Часть 1
16 мая 2020 г. в 03:31
У Цзян Чэна есть наследство.
Отец оставил ему Лотосовую Пристань и орден Юньмэн Цзян. Цзян Чэн стал главой ордена в девятнадцать и поднял его из пепелища.
Мать оставила Цзыдянь — браслет-змейку с кольцом на цепочке Цзян Чэн не снимает никогда.
Вэнь Цин не оставила ничего. Иногда Цзян Чэн видит сны о ней — тень воспоминаний о ярком пламени, которое вернуло его к жизни, когда он был раздавлен, унижен и хотел умереть.
Наследство сестры — драгоценней всего. Цзинь Лин, упрямый и высокомерный мальчик, в лице которого нет ничего от Цзян Яньли, и все же чем-то напоминающий ее. Цзян Чэн не может признаться самому себе, что до безумия боится за своего племянника.
А еще есть флейта из темного дерева с накладками из тусклого железа. У флейты есть имя — Чэньцин. У флейты нет хозяина. Нет совсем — ни тела в могиле, ни души в... где там обитают неприкаянные души? Если бы Цзян Чэн умел играть на флейте, он приложил бы ее к губам и выдохнул в ее полое нутро “Призыв”. Тогда Вэй Усянь не смог бы не ответить. И если бы он не явился, Цзян Чэн поверил бы, что его душа и вправду рассеялась и перестала существовать.
Пока же он вглядывается в лица отщепенцев, бродячих заклинателей с пачкой талисманов и кистью наготове, допрашивает адептов Темного Пути и смотрит, смотрит — не покажется ли знакомым взмах руки, накладывающей печать, не дрогнут ли чужие губы в знакомой улыбке? Даже мертвый, Вэй Усянь занимает его мысли. Цзян Чэн ненавидит его за это. Он и сам не может понять, чего хочет больше — отомстить за свой страх, за свою ревность, за тяжелый, жгучий стыд, или закричать: “Вернись, я все прощу!”. Простил. Вернись, скажи, что ты со мной, Вэй Усянь!

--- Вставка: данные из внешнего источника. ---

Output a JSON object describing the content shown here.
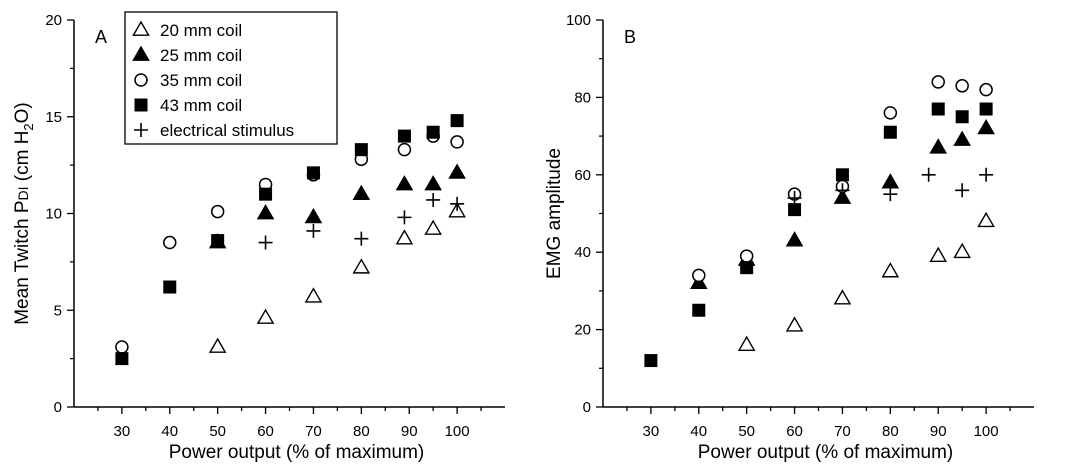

И вот он стоит тут — хорошенький мальчик с грубой бамбуковой флейтой в руке, и его оленьи глаза смотрят со знакомым вызовом и насмешкой, и на его миловидном лице жутко и чуждо смотрится выражение, которое Цзян Чэн слишком хорошо помнит. Вэй Усянь смотрит чужими глазами, улыбается чужими губами, и Цзян Чэн выхватывает Цзыдянь, чтобы покончить с этим.
Но ничего не получается. Даже Цзыдянь бессилен против Вэй Усяня. В душе Цзян Чэна кипит разочарование пополам со злостью, и эта ядовитая лава изливается на всех — на невозмутимого Лань Ванцзи, на ни в чем не повинного Цзинь Лина, на собственных людей, на весь мир.
Миловидный мальчик с усмешкой Вэй Усяня играет на флейте, и лютые мертвецы смиряются. Он расхаживает и рассуждает вслух — слова Вэй Усяня произносит высокий чистый голос, не похожий на тот, который помнит Цзян Чэн. Суйбянь в его руке ходит ходуном — для этого тонкого запястья и изящных пальцев он слишком тяжел, у мальчишки не хватает сил, чтобы действительно владеть мечом. Но тот, кто вынет Суйбянь из ножен — тот и есть Вэй Усянь.
Так почему же Цзян Чэн может это сделать?
Тот внутренний пламень, что полыхает в теле Цзян Чэна, — вот подлинное наследство Вэй Усяня, что дороже и Лотосовой Пристани, и Цзыдяня, и богатства, и славы.
Сквозь чужие черты проступает облик Вэй Усяня — словно рисунок под кистью живописца. Чэньцин поет под его дыханием как прежде, повелевая и усмиряя. У ее владельца своя жизнь и своя любовь, и Цзян Чэн не может простить ему этого.
Он остается со своим наследством и так и не может решить — благодарить ему Вэй Усяня или проклинать.